We find out that Joan was not only his co-writer, she was the writer, while Joe slowly became an editor of his own celebrated novels. The rotten depths of their deal are exposed to the sunlight. There is a strong smell of mendacity in the air – and it smells like death, as Big Daddy would famously say.

The mechanics of their contract might have been subconscious and unprocessed, but their choices were entirely calculated. Joan had something Joe craved, a true talent. Joe had something Joan craved, social acceptance. In order to stay with this man and make it – what was required of her was to subjugate her creativity to his. To stay true to herself would mean to become unloved, to be shunned, to be alone. Insignificant.

To let go of Joan, for Joe, would mean to drown in the bottomless well of his own insecurities.

You loved holing up in the Village with the big bad Jew… You got the literary life and the house by the sea, Joe says, last man standing – and in the strangest of ways, of all things he says in the film, this is the only one that rings true.

The bond was thus forged and sealed, and fiercely stuck through, while Joan gave life to a monster (writing is like breathing to a writer Joe says to a room full of female students, only using the masculine pronoun) – but this was the way she kept her passion going, a tale that slid deep underground, while she was typing her stories in a small room, a willing abductee, her golden cage and her golden touch slowly devouring her soul.

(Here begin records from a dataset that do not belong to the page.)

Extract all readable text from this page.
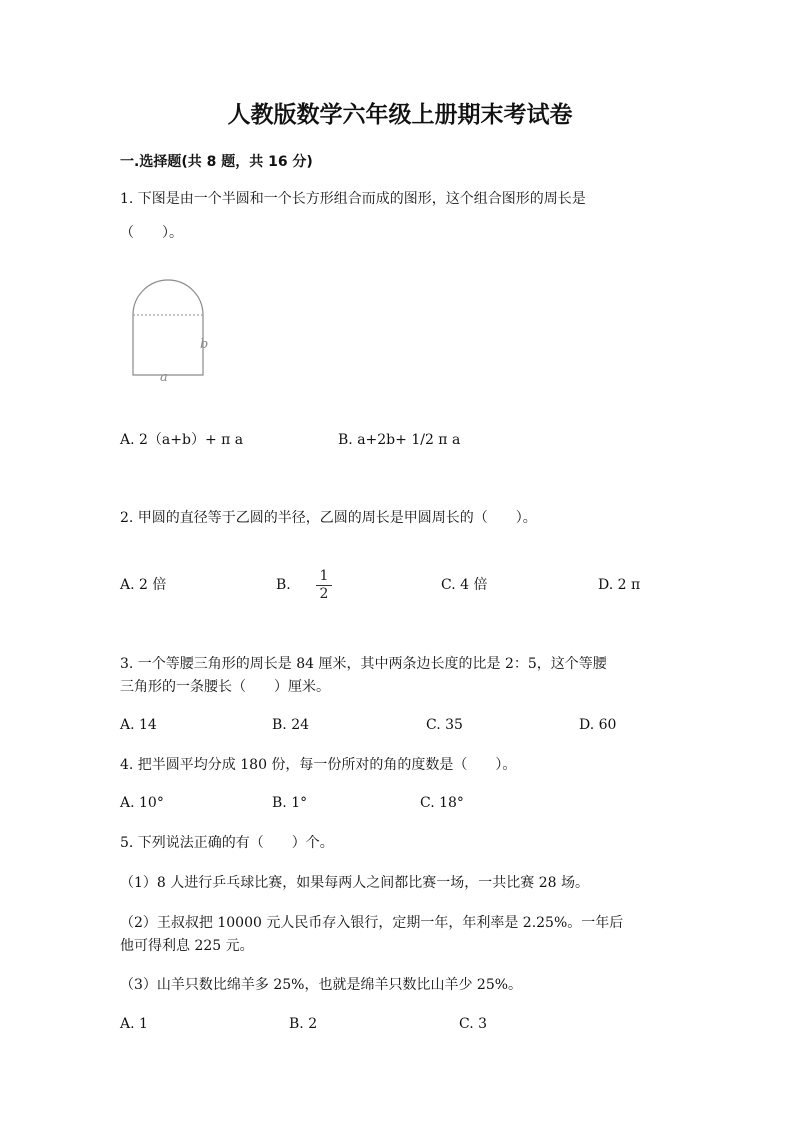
人教版数学六年级上册期末考试卷
一.选择题(共 8 题，共 16 分)
1. 下图是由一个半圆和一个长方形组合而成的图形，这个组合图形的周长是
（　　）。
b
a
A. 2（a+b）+ π a	B. a+2b+ 1/2 π a
2. 甲圆的直径等于乙圆的半径，乙圆的周长是甲圆周长的（　　）。
A. 2 倍	B.
1
2
C. 4 倍	D. 2 π
3. 一个等腰三角形的周长是 84 厘米，其中两条边长度的比是 2：5，这个等腰
三角形的一条腰长（　　）厘米。
A. 14	B. 24	C. 35	D. 60
4. 把半圆平均分成 180 份，每一份所对的角的度数是（　　）。
A. 10°	B. 1°	C. 18°
5. 下列说法正确的有（　　）个。
（1）8 人进行乒乓球比赛，如果每两人之间都比赛一场，一共比赛 28 场。
（2）王叔叔把 10000 元人民币存入银行，定期一年，年利率是 2.25%。一年后
他可得利息 225 元。
（3）山羊只数比绵羊多 25%，也就是绵羊只数比山羊少 25%。
A. 1	B. 2	C. 3
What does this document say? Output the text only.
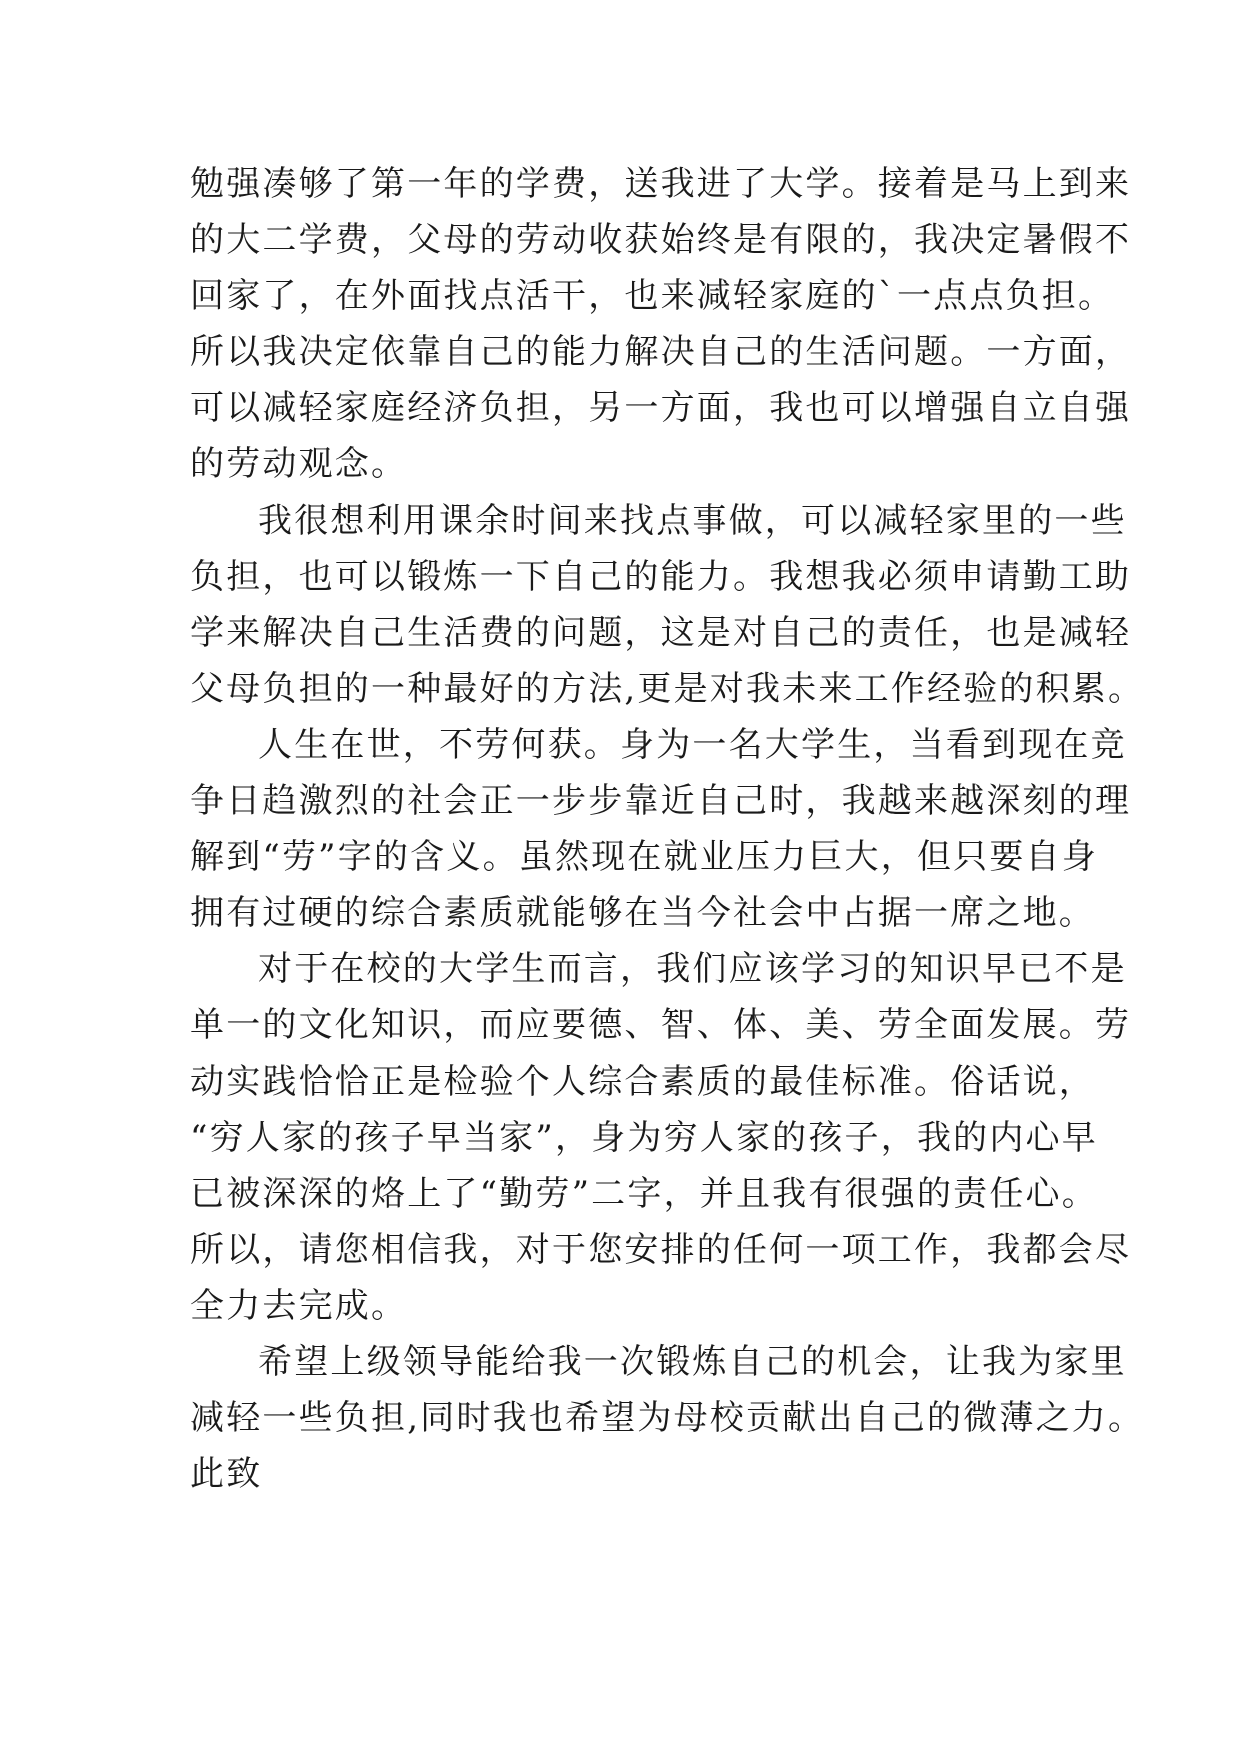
勉强凑够了第一年的学费，送我进了大学。接着是马上到来
的大二学费，父母的劳动收获始终是有限的，我决定暑假不
回家了，在外面找点活干，也来减轻家庭的`一点点负担。
所以我决定依靠自己的能力解决自己的生活问题。一方面，
可以减轻家庭经济负担，另一方面，我也可以增强自立自强
的劳动观念。
我很想利用课余时间来找点事做，可以减轻家里的一些
负担，也可以锻炼一下自己的能力。我想我必须申请勤工助
学来解决自己生活费的问题，这是对自己的责任，也是减轻
父母负担的一种最好的方法,更是对我未来工作经验的积累。
人生在世，不劳何获。身为一名大学生，当看到现在竞
争日趋激烈的社会正一步步靠近自己时，我越来越深刻的理
解到“劳”字的含义。虽然现在就业压力巨大，但只要自身
拥有过硬的综合素质就能够在当今社会中占据一席之地。
对于在校的大学生而言，我们应该学习的知识早已不是
单一的文化知识，而应要德、智、体、美、劳全面发展。劳
动实践恰恰正是检验个人综合素质的最佳标准。俗话说，
“穷人家的孩子早当家”，身为穷人家的孩子，我的内心早
已被深深的烙上了“勤劳”二字，并且我有很强的责任心。
所以，请您相信我，对于您安排的任何一项工作，我都会尽
全力去完成。
希望上级领导能给我一次锻炼自己的机会，让我为家里
减轻一些负担,同时我也希望为母校贡献出自己的微薄之力。
此致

This trade-off is something that might be encountered in all herstories, as we, the collective feminine, perform due diligence on our lives. The vast amounts of energy spent in constructing relationships, from our very flesh and bone, seems to be an intricate drive, finding beauty and sole purpose in merging with the other, a dignity in the nurture, a relief in taking a back-seat, a happiness in being the tails to the heads of the coin.

The thing is, I’ve never met a single man like that.

Which makes me think we’ve been conned.

The genius of Close is that you register this notion at the very beginning of The Wife, during the joint phone call when the Nobel Prize is announced to the spouses, and through a single expression on the wife’s face. It’s that petrified look people have when they realise they have been royally duped. She who calls herself ‘a kingmaker’ will now be watching the crowning of her false king in front of the entire world. All this time she made herself believe she was an equal partner in crime, the power behind the throne even, but as it turns out, Joan was merely a stooge.

As the devastating parting gesture to this end, Joan remains the keeper of the flame to her now departed husband, refusing to let his name be tainted with the truth. The myth of the great man will live on. At least, publicly. The flight attendant from the beginning of the film returns, on the flight back to the US, head out of frame, to give her condolences to Joan. Also to tell her how very loving they felt to her as a couple, and she sees many couples. Joan looks pleased. This is how she would like it to be. There seemed to me something very Jackie Kennedy about it all.

Privately she will tell her children how it all went down.

Maybe.

As her husband concludes while she professes love for him on his deathbed (and upon his request): she’s such a good liar, one could never really know.

The thing is, Joe is a liar, Joan is not. She did love him. Once. 

Joan’s a sell-out.

And that’s the hard truth she wouldn’t want you to know. The very human, most tragic mistake of them all.